J.C. Penney Co. (JCP:US) will be allowed to sell unbranded items designed by Martha Stewart’s company in certain categories exclusive to Macy’s Inc. after a New York state judge denied Macy’s bid for an order blocking the sale.
New York State Supreme Court Justice Jeffrey Oing today declined to expand an earlier preliminary injunction to cover products designed by Martha Stewart Living Omnimedia Inc. (MSO:US) and sold at J.C. Penney that aren’t branded with the Stewart name.
Oing said Macy’s, the second-biggest U.S. department-store chain, hadn’t shown that it would suffer irreparable harm if J.C. Penney was allowed to sell the unbranded goods. The judge said his earlier injunction issued in July applied only to goods branded with Martha Stewart’s name in categories exclusive to Macy’s, such as cookware and bedding.
“I cannot ignore the reality of harm to J.C. Penney even if it results from its own acts,” Oing said in denying the injunction, adding that the company could still face damages for lost profits if Macy’s prevails in the case.
Macy’s is suing both Martha Stewart Living and J.C. Penney, alleging that sales of products designed by Stewart’s company in J.C. Penney stores violates an exclusivity deal between Martha Stewart and Macy’s signed in 2006.

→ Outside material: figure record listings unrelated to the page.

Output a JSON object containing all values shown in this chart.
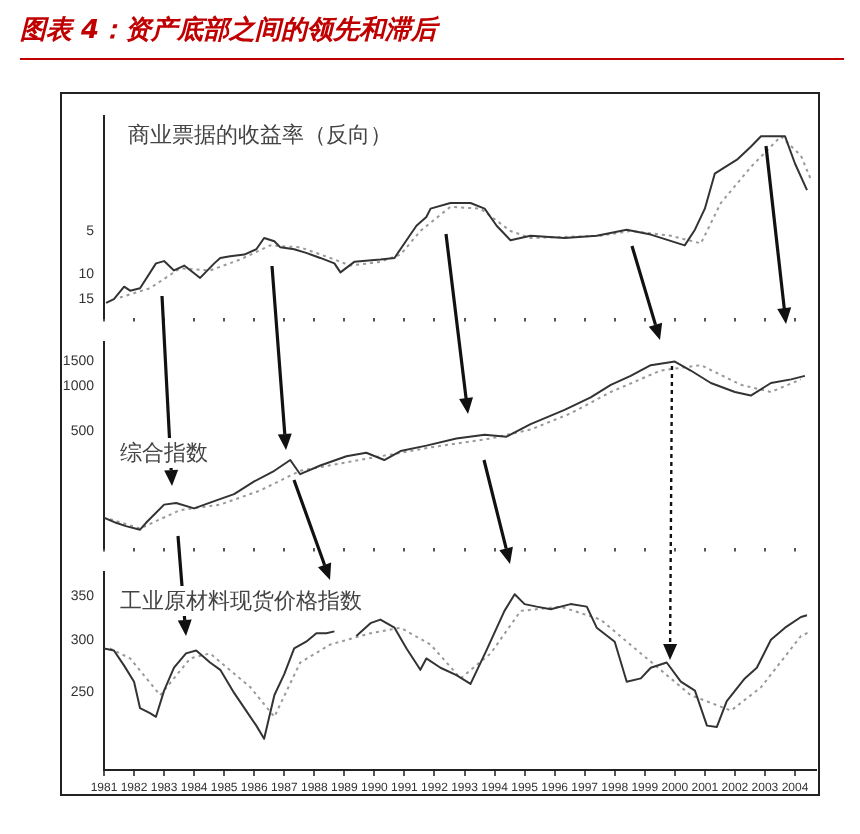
{
  "chart_data": [
    {
      "type": "line",
      "title": "图表 4：资产底部之间的领先和滞后",
      "annotations": [
        "商业票据的收益率（反向）"
      ],
      "log": "y",
      "tick_labels": "y",
      "xlim": [
        1981,
        2004.7
      ],
      "xticks": [
        1981,
        1982,
        1983,
        1984,
        1985,
        1986,
        1987,
        1988,
        1989,
        1990,
        1991,
        1992,
        1993,
        1994,
        1995,
        1996,
        1997,
        1998,
        1999,
        2000,
        2001,
        2002,
        2003,
        2004
      ],
      "ylim": [
        20,
        0.8
      ],
      "yticks": [
        5,
        10,
        15
      ],
      "series": [
        {
          "color": "#333333",
          "x": [
            1981.07,
            1981.33,
            1981.67,
            1981.87,
            1982.2,
            1982.73,
            1983.0,
            1983.33,
            1983.67,
            1984.2,
            1984.67,
            1984.87,
            1985.2,
            1985.67,
            1986.07,
            1986.33,
            1986.67,
            1986.87,
            1987.33,
            1987.73,
            1988.2,
            1988.67,
            1988.87,
            1989.33,
            1990.2,
            1990.67,
            1991.07,
            1991.4,
            1991.73,
            1991.87,
            1992.53,
            1993.2,
            1993.67,
            1994.07,
            1994.53,
            1995.2,
            1996.33,
            1997.4,
            1998.4,
            1999.2,
            2000.33,
            2000.67,
            2001.0,
            2001.33,
            2001.67,
            2002.07,
            2002.53,
            2002.87,
            2003.33,
            2003.67,
            2004.0,
            2004.4
          ],
          "values": [
            15.8,
            14.9,
            12.2,
            13.0,
            12.5,
            8.4,
            8.1,
            9.4,
            8.7,
            10.6,
            8.4,
            7.7,
            7.5,
            7.3,
            6.7,
            5.6,
            5.9,
            6.5,
            6.7,
            7.1,
            7.7,
            8.4,
            9.7,
            8.2,
            7.9,
            7.7,
            5.8,
            4.6,
            4.0,
            3.5,
            3.2,
            3.2,
            3.5,
            4.6,
            5.8,
            5.4,
            5.6,
            5.4,
            4.9,
            5.3,
            6.3,
            4.9,
            3.5,
            2.0,
            1.8,
            1.6,
            1.3,
            1.1,
            1.1,
            1.1,
            1.7,
            2.6
          ]
        },
        {
          "color": "#999999",
          "line_style": "dotted",
          "x": [
            1981.53,
            1982.53,
            1983.53,
            1984.53,
            1985.53,
            1986.53,
            1987.53,
            1988.53,
            1989.2,
            1990.2,
            1990.87,
            1991.53,
            1992.53,
            1993.53,
            1994.53,
            1995.2,
            1997.53,
            1998.53,
            1999.87,
            2000.87,
            2001.53,
            2002.53,
            2003.53,
            2004.2,
            2004.53
          ],
          "values": [
            14.5,
            12.5,
            9.1,
            9.4,
            7.9,
            6.3,
            6.5,
            7.7,
            8.7,
            8.2,
            7.3,
            5.0,
            3.4,
            3.5,
            5.0,
            5.6,
            5.4,
            5.0,
            5.4,
            6.1,
            3.2,
            1.8,
            1.1,
            1.5,
            2.2
          ]
        }
      ]
    },
    {
      "type": "line",
      "annotations": [
        "综合指数"
      ],
      "log": "y",
      "tick_labels": "y",
      "xlim": [
        1981,
        2004.7
      ],
      "xticks": [
        1981,
        1982,
        1983,
        1984,
        1985,
        1986,
        1987,
        1988,
        1989,
        1990,
        1991,
        1992,
        1993,
        1994,
        1995,
        1996,
        1997,
        1998,
        1999,
        2000,
        2001,
        2002,
        2003,
        2004
      ],
      "ylim": [
        80,
        2000
      ],
      "yticks": [
        500,
        1000,
        1500
      ],
      "series": [
        {
          "color": "#333333",
          "x": [
            1981.0,
            1981.4,
            1981.73,
            1982.2,
            1982.4,
            1983.0,
            1983.4,
            1984.0,
            1984.67,
            1985.33,
            1986.0,
            1986.67,
            1987.2,
            1987.53,
            1988.2,
            1989.07,
            1989.73,
            1990.33,
            1990.87,
            1991.73,
            1992.73,
            1993.67,
            1994.4,
            1995.2,
            1996.33,
            1997.2,
            1997.87,
            1998.53,
            1999.2,
            2000.0,
            2000.53,
            2001.2,
            2002.0,
            2002.53,
            2003.2,
            2003.87,
            2004.33
          ],
          "values": [
            128,
            118,
            112,
            106,
            118,
            157,
            161,
            148,
            166,
            185,
            226,
            267,
            316,
            253,
            290,
            335,
            354,
            316,
            364,
            396,
            443,
            469,
            456,
            555,
            694,
            845,
            1028,
            1183,
            1400,
            1480,
            1287,
            1058,
            919,
            869,
            1058,
            1120,
            1183
          ]
        },
        {
          "color": "#999999",
          "line_style": "dotted",
          "x": [
            1981.2,
            1982.2,
            1983.53,
            1984.87,
            1986.2,
            1987.53,
            1988.87,
            1990.2,
            1991.87,
            1993.87,
            1995.2,
            1996.53,
            1997.87,
            1999.53,
            2000.87,
            2002.2,
            2003.2,
            2004.2
          ],
          "values": [
            125,
            108,
            144,
            157,
            196,
            267,
            299,
            335,
            385,
            443,
            510,
            656,
            919,
            1287,
            1400,
            1028,
            919,
            1120
          ]
        }
      ]
    },
    {
      "type": "line",
      "annotations": [
        "工业原材料现货价格指数"
      ],
      "log": "y",
      "xlim": [
        1981,
        2004.7
      ],
      "xticks": [
        1981,
        1982,
        1983,
        1984,
        1985,
        1986,
        1987,
        1988,
        1989,
        1990,
        1991,
        1992,
        1993,
        1994,
        1995,
        1996,
        1997,
        1998,
        1999,
        2000,
        2001,
        2002,
        2003,
        2004
      ],
      "ylim": [
        190,
        380
      ],
      "yticks": [
        250,
        300,
        350
      ],
      "series": [
        {
          "color": "#333333",
          "x": [
            1981.0,
            1981.33,
            1981.67,
            1982.0,
            1982.2,
            1982.53,
            1982.73,
            1983.0,
            1983.33,
            1983.73,
            1984.07,
            1984.53,
            1984.87,
            1985.33,
            1985.73,
            1986.07,
            1986.33,
            1986.67,
            1987.0,
            1987.33,
            1987.73,
            1988.07,
            1988.4,
            1988.67,
            1989.0,
            1989.4,
            1989.87,
            1990.2,
            1990.67,
            1991.07,
            1991.53,
            1991.73,
            1992.2,
            1992.73,
            1993.2,
            1993.73,
            1994.33,
            1994.67,
            1995.0,
            1995.4,
            1995.87,
            1996.53,
            1997.07,
            1997.4,
            1998.0,
            1998.4,
            1998.87,
            1999.2,
            1999.73,
            2000.2,
            2000.67,
            2001.07,
            2001.4,
            2001.73,
            2002.33,
            2002.73,
            2003.2,
            2003.67,
            2004.2,
            2004.4
          ],
          "values": [
            291,
            289,
            274,
            259,
            236,
            232,
            229,
            251,
            272,
            286,
            289,
            277,
            270,
            249,
            234,
            222,
            212,
            247,
            266,
            291,
            298,
            307,
            307,
            309,
            null,
            304,
            318,
            322,
            313,
            291,
            270,
            281,
            272,
            265,
            257,
            289,
            332,
            352,
            340,
            337,
            334,
            340,
            337,
            313,
            298,
            259,
            262,
            272,
            277,
            259,
            251,
            222,
            221,
            242,
            262,
            272,
            300,
            313,
            325,
            327
          ]
        },
        {
          "color": "#999999",
          "line_style": "dotted",
          "x": [
            1981.2,
            1981.87,
            1982.87,
            1983.87,
            1984.53,
            1985.87,
            1986.67,
            1987.53,
            1988.53,
            1989.87,
            1990.87,
            1991.87,
            1992.87,
            1993.87,
            1994.87,
            1996.2,
            1997.53,
            1998.87,
            2000.53,
            2001.87,
            2002.87,
            2004.2,
            2004.53
          ],
          "values": [
            291,
            281,
            247,
            281,
            286,
            254,
            229,
            277,
            295,
            307,
            313,
            295,
            262,
            286,
            332,
            337,
            322,
            286,
            247,
            234,
            254,
            304,
            309
          ]
        }
      ]
    }
  ]
}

Macy’s had asked Oing to broaden a preliminary injunction he issued in July that blocked Martha Stewart Living from selling goods with the Stewart name at J.C. Penney in categories exclusive to Macy’s, including soft home goods and cookware.
Macy’s wanted Oing to extend the injunction to cover goods designed by Stewart’s New York-based company that don’t carry her name, which Plano, Texas-based J.C. Penney plans to sell under the name “JCP Everyday.”
“We’re going to appeal,” Ted Grossman, an attorney with Jones Day representing Cincinnati-based Macy’s, told reporters after the judge’s ruling. “We’re going to seek a stay and we’re going to do it immediately. We believe the court was in error and we expect a reversal.”
Jim Sluzewski, a Macy’s spokesman, said he expects the appeal to be filed April 15.
“We are disappointed in today’s decision, which is, by its nature, a preliminary ruling and not a final determination of Macy’s claims,” Sluzewski said in an e-mailed statement. “We are confident of a successful outcome in the appeal and ultimately in the litigation.”
The ruling means that J.C. Penney can start selling products designed by Martha Stewart Living in the categories exclusive to Macy’s under the name of “JCP Everyday” at least until the end of the trial.
Deborah Weinswig, an analyst with Citi Investment Research in New York, said in a note to investors last week saying that J.C. Penney may have taken a $100 million “hit” if it had to liquidate the inventory it already purchased.
J.C. Penney is pleased with the ruling and believes the JCP Everyday products “will be a compelling part of our overall home assortment, complementing brands such as Royal Velvet, Happy Chic by Jonathan Adler, Bodum and others,” the company said in a statement.
Oing declined to hear a request from Macy’s to enforce the injunction issued in July in connection with plastic partyware being sold at J.C. Penney under the name “MarthaCelebrations.” However, he warned lawyers for Penney to avoid any mention of Stewart’s name in connection with the unbranded merchandise.
“You are to stay away from the Martha Stewart brand and label at all costs in the exclusive categories,” Oing said.
The three sides returned to court this week to resume a trial of Macy’s lawsuits following a month-long break, during which mediation efforts ordered by Oing were unsuccessful. The trial, which began Feb. 20, has featured testimony from Martha Stewart, Macy’s Chairman Terry Lundgren and former J.C. Penney Chief Executive Officer Ron Johnson, who was ousted the same day the trial resumed.
J.C. Penney in December 2011 acquired a 17 percent stake in Martha Stewart Living for $38.5 million. Macy’s, which has sold Martha Stewart-branded home goods since 2007, sued her company the following month, saying it had the exclusive right to sell items in certain categories including bedding and cookware. Macy’s sued J.C. Penney about three months later.
Lawyers for Macy’s have argued that J.C. Penney is trying to “reap the rewards” of its work with the Martha Stewart brand, which the chain said it rebuilt after Stewart’s release from prison in 2005, when her products were sold at Kmart.
Martha Stewart Living has defended its agreement with J.C. Penney, accusing Macy’s of breach of contract and saying the retailer stocked and priced Martha Stewart products in a manner that favors private-label brands. Martha Stewart Living also said Macy’s couldn’t have exercised a five-year renewal option in January 2012 because of the breach.
The three sides are scheduled to return to Oing’s courtroom on April 16 to determine the status of the case.
The cases are Macy’s Inc. (M:US) v. Martha Stewart Living Omnimedia Inc., 650197/2012; Macy’s Inc. v. J.C. Penney Corp., 652861/2012, New York State Supreme Court (Manhattan).